RE: On Parameters from Orri Erling on 2009-03-25 (public-rdf-dawg@w3.org from January to March 2009)

From: Orri Erling <erling@xs4all.nl>
Date: Wed, 25 Mar 2009 15:59:56 +0100
To: "'Steve Harris'" <steve.harris@garlik.com>, "'SPARQL Working Group'" <public-rdf-dawg@w3.org>
Message-Id: <200903251500.n2PF0D0Y058873@smtp-vbr5.xs4all.nl>

-----Original Message-----
From: public-rdf-dawg-request@w3.org [mailto:public-rdf-dawg-request@w3.org]
On Behalf Of Steve Harris
Sent: Wednesday, March 25, 2009 1:03 PM
To: SPARQL Working Group
Subject: Re: On Parameters

First of all, I think that parameterised queries are a good idea in  
general, though really only to provide reliable escaping - something  
that SPARQL client libraries could do just as well, as in early ODBC  
implementations.

....

Steve

1.  I'd say the result format is a matter for content negotiation and if
not, then the format should be a literal.  The  implementation may produce
different query compilations depending on format.  Making this a run time
setting instead of a compile time one is not an issue either.

2. The argument types should be stated similarly to the XML result set
format.  This would be a message body for POST.  If it is in the GET, then
the xsd notation could do.  We accept the xsd notation in the GET.

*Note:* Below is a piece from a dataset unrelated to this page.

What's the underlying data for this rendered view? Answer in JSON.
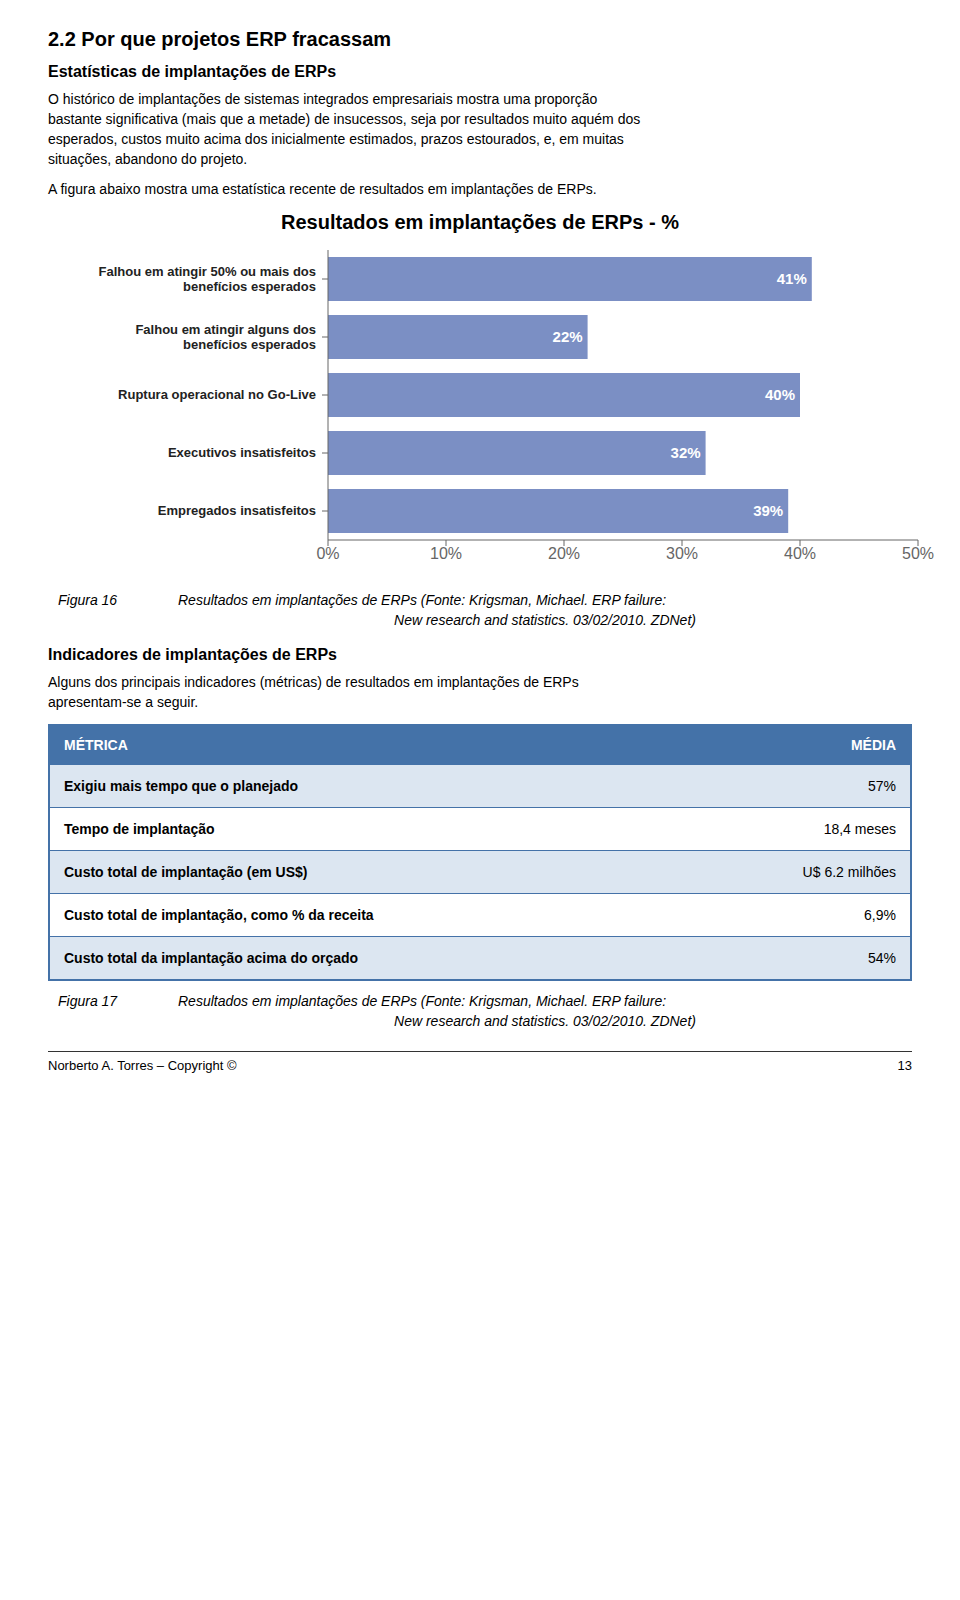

3. Stored procedures are quite necessary for online applications.  But if
the WG will not agree on parameters which are a comparatively
straightforward thing, it is manifestly impossible to agree on stored
procedures or optimizer hints.  So, procedures are necesssary but
implementations will each deal with this as they may.

But procedures cannot be used for federation, where, if joining across end
points, we expect to have large batches of queries differing only in
literals.  These may be only one or two triple patterns long, which in turn
means that the compile time is quite significant as opposed to the few
microseconds it takes to find a triple.  And of course, if you have a server
running on a cluster, you cannot send single triple lookups over the
interconnect without dying of latency.  So, for SQL clients, which have
array parameters, if you do a select sum (l_extendedprice) from lineitem
where l_orderkey = ?, and the table is partitioned on l_orderkey, we
partition each of the parameter  rows first, then send them to their
respective partitions, and gather and order the results att the end and then
send them  to the SQL client.  This absorbs the easily 100-200 microsecond
latency of a cluster round trip and gives reasonable platform utilization.

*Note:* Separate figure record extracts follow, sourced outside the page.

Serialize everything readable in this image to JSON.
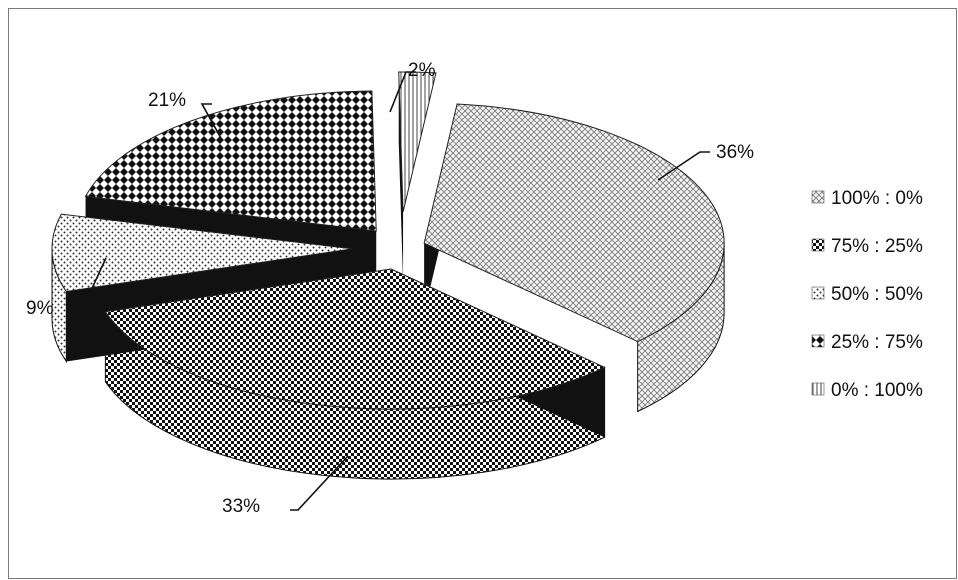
{
  "chart_data": {
    "type": "pie",
    "style": "3d-exploded",
    "series": [
      {
        "name": "100% : 0%",
        "value": 36,
        "label": "36%",
        "pattern": "diag-cross-light"
      },
      {
        "name": "75% : 25%",
        "value": 33,
        "label": "33%",
        "pattern": "checker-dense"
      },
      {
        "name": "50% : 50%",
        "value": 9,
        "label": "9%",
        "pattern": "dots-sparse"
      },
      {
        "name": "25% : 75%",
        "value": 21,
        "label": "21%",
        "pattern": "checker-diamond"
      },
      {
        "name": "0% : 100%",
        "value": 2,
        "label": "2%",
        "pattern": "vertical-hatch"
      }
    ],
    "legend_position": "right",
    "grid": false
  }
}
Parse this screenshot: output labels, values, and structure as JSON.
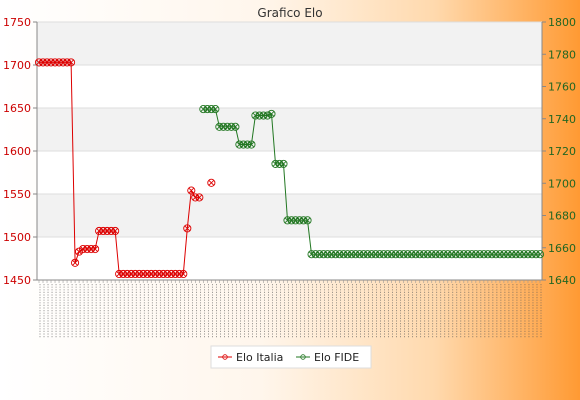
{
  "chart_data": {
    "type": "line",
    "title": "Grafico Elo",
    "xlabel": "",
    "ylabel": "",
    "y_left": {
      "min": 1450,
      "max": 1750,
      "ticks": [
        1450,
        1500,
        1550,
        1600,
        1650,
        1700,
        1750
      ]
    },
    "y_right": {
      "min": 1640,
      "max": 1800,
      "ticks": [
        1640,
        1660,
        1680,
        1700,
        1720,
        1740,
        1760,
        1780,
        1800
      ]
    },
    "grid": true,
    "legend_position": "bottom",
    "x_count": 91,
    "x_tick_labels_note": "dense rotated date labels (illegible)",
    "series": [
      {
        "name": "Elo Italia",
        "color": "#dd0000",
        "axis": "left",
        "x": [
          0,
          1,
          2,
          3,
          4,
          5,
          6,
          7,
          8,
          9,
          10,
          11,
          12,
          13,
          14,
          15,
          16,
          17,
          18,
          19,
          20,
          21,
          22,
          23,
          24,
          25,
          26,
          27,
          28,
          29,
          30,
          31,
          32,
          33,
          34,
          35,
          36,
          37,
          38,
          39,
          40
        ],
        "values": [
          1703,
          1703,
          1703,
          1703,
          1703,
          1703,
          1703,
          1703,
          1703,
          1470,
          1483,
          1486,
          1486,
          1486,
          1486,
          1507,
          1507,
          1507,
          1507,
          1507,
          1457,
          1457,
          1457,
          1457,
          1457,
          1457,
          1457,
          1457,
          1457,
          1457,
          1457,
          1457,
          1457,
          1457,
          1457,
          1457,
          1457,
          1510,
          1554,
          1546,
          1546
        ]
      },
      {
        "name": "Elo FIDE",
        "color": "#227722",
        "axis": "right",
        "x": [
          41,
          42,
          43,
          44,
          45,
          46,
          47,
          48,
          49,
          50,
          51,
          52,
          53,
          54,
          55,
          56,
          57,
          58,
          59,
          60,
          61,
          62,
          63,
          64,
          65,
          66,
          67,
          68,
          69,
          70,
          71,
          72,
          73,
          74,
          75,
          76,
          77,
          78,
          79,
          80,
          81,
          82,
          83,
          84,
          85,
          86,
          87,
          88,
          89,
          90,
          91,
          92,
          93,
          94,
          95,
          96,
          97,
          98,
          99,
          100,
          101,
          102,
          103,
          104,
          105,
          106,
          107,
          108,
          109,
          110,
          111,
          112,
          113,
          114,
          115,
          116,
          117,
          118,
          119,
          120,
          121,
          122,
          123,
          124,
          125
        ],
        "values": [
          1746,
          1746,
          1746,
          1746,
          1735,
          1735,
          1735,
          1735,
          1735,
          1724,
          1724,
          1724,
          1724,
          1742,
          1742,
          1742,
          1742,
          1743,
          1712,
          1712,
          1712,
          1677,
          1677,
          1677,
          1677,
          1677,
          1677,
          1656,
          1656,
          1656,
          1656,
          1656,
          1656,
          1656,
          1656,
          1656,
          1656,
          1656,
          1656,
          1656,
          1656,
          1656,
          1656,
          1656,
          1656,
          1656,
          1656,
          1656,
          1656,
          1656,
          1656,
          1656,
          1656,
          1656,
          1656,
          1656,
          1656,
          1656,
          1656,
          1656,
          1656,
          1656,
          1656,
          1656,
          1656,
          1656,
          1656,
          1656,
          1656,
          1656,
          1656,
          1656,
          1656,
          1656,
          1656,
          1656,
          1656,
          1656,
          1656,
          1656,
          1656,
          1656,
          1656,
          1656,
          1656
        ]
      }
    ],
    "extra_points": [
      {
        "series": "Elo Italia",
        "x": 43,
        "value": 1563
      }
    ]
  }
}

On the RDF side, the case where such things will occur is federation.  In
this situation, the end point should read all the incoming, determine that
these are the same query, compile it once, then do the equivalent of the
above.  It can be done without parameters  in the protocol if the end point
is smart enough but parameters make this explicit.

4.  The { ?s ?p ?o } query is indeed pathological.  But then, if the user
knows about parameters, the user ought also to know a little about where
they fit.  

Federation may be the most important use case.  The second would be showing
something like a dashboard on a login page, a relatively simple query that
repeats all the time for different users.  But the latter may well end up as
a stored procedure regardless.

I would say that this is engineering as opposed to research.

Orri

Received on Wednesday, 25 March 2009 15:10:21 UTC